Recipe by grovinchicken
This recipe comes from a book called" "365 Ways to Cook Chinese" by Rosa Lo San Ross. This is for honored guest, starting a meal with an appetizer platter of sliced meat is a sign of respect. This dish with a sauce made from fresh plums is not only delicious but very pretty and, of course, the red color denotes good luck.
- 4 ripe plums (about 3/4 lbs)
- 2 tablespoons hoisin sauce
- 2 tablespoons soy sauce
- 1 teaspoon pepper
- 1 tablespoon sesame oil
- 2 teaspoons fresh ginger, minced
- 2 tablespoons orange juice
- 1 tablespoon lemon juice
- 4 (3/4 lb) pork tenderloin
Directions See How It's Made
- Cut plums in quarters and remove seeds.
- In a small saucepan, cook plums with 2 tablespoons cold water until soft and mushy, about 15 minutes.
- Let cool.
- Add hoisin sauce, soy sauce, pepper, sesame oil, ginger, orange juice, lemon juice, and 1/4 cup of water, stir to blend marinade well.

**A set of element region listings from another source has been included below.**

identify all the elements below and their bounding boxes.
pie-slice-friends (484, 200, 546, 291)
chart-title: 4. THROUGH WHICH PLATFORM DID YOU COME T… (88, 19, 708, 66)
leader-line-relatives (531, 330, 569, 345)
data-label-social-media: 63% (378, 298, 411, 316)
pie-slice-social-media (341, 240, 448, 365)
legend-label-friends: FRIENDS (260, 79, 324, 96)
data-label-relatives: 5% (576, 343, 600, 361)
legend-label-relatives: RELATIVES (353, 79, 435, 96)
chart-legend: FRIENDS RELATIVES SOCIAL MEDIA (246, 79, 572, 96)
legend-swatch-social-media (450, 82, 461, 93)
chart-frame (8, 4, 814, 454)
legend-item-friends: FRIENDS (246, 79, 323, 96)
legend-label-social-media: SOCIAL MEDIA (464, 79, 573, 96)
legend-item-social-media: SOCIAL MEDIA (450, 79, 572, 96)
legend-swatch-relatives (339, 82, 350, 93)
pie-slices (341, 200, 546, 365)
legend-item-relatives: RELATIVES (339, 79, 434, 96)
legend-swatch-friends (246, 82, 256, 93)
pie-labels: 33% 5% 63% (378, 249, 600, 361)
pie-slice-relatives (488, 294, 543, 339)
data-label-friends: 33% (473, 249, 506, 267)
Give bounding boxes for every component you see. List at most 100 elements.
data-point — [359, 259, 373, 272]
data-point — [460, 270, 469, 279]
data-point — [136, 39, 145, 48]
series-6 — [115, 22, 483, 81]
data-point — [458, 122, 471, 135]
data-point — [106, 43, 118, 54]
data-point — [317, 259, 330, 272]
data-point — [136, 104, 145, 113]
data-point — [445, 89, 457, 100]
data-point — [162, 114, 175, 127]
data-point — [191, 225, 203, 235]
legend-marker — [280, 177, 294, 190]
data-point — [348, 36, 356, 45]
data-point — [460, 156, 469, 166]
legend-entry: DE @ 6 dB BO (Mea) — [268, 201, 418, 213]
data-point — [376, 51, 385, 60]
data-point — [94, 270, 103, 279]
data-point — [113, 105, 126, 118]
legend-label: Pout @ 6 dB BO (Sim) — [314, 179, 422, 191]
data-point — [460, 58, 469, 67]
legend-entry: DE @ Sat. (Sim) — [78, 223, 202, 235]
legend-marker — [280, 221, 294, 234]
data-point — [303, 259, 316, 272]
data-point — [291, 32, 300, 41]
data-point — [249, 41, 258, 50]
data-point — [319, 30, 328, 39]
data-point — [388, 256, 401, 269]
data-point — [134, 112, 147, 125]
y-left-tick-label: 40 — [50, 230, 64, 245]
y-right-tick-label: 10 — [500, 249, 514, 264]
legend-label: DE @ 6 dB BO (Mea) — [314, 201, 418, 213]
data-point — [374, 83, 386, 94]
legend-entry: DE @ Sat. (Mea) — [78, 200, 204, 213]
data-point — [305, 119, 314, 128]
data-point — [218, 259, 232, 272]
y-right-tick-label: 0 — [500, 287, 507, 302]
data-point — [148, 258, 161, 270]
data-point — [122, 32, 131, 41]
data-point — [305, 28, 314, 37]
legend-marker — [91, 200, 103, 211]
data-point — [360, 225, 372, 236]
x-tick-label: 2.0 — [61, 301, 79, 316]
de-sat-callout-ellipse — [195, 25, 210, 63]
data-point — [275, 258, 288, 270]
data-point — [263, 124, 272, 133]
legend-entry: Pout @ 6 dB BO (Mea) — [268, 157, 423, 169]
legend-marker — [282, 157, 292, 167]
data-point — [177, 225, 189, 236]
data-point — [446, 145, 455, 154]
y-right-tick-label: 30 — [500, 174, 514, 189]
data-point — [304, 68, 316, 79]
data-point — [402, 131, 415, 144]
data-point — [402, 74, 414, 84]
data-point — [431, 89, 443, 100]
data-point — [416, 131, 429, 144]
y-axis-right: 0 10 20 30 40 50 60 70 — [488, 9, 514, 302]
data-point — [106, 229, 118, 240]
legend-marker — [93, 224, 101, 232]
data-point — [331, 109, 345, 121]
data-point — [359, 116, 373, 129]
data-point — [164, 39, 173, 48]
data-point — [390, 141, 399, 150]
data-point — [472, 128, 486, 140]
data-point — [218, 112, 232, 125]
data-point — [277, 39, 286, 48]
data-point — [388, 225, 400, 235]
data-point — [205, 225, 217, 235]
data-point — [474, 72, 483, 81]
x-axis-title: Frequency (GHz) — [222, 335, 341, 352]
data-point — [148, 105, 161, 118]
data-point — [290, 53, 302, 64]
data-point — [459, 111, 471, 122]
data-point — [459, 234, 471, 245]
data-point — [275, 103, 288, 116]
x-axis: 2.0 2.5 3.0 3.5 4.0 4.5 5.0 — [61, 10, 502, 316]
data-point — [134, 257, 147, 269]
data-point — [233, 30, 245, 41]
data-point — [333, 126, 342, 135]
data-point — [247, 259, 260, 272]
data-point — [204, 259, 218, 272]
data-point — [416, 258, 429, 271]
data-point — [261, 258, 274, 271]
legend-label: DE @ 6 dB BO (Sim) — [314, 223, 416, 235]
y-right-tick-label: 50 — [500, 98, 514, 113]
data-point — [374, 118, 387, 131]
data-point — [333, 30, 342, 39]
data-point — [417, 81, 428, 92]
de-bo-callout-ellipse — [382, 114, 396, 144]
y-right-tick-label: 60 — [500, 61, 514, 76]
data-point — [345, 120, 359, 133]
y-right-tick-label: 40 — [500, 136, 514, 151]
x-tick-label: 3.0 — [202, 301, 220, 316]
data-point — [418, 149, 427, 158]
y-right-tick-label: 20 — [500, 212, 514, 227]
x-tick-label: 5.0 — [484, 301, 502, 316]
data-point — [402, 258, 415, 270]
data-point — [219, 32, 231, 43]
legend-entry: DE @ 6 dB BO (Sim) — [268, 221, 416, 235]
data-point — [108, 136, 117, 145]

- Trim Pork tenderloin, if necessary.
- Place in a roasting pan and coat with marinade.
- Cover pan with plastic wrap and refrigerate for 3 hours.
- Preheat oven to 400°F.
- Roast pork in marinade, uncovered, until pork is white throughout, 30-35 minutes.
- Remove meat to a carving board, slice, and arrange on a platter.
- Spoon pan juices over meat.
- Serve warm or at room temperature.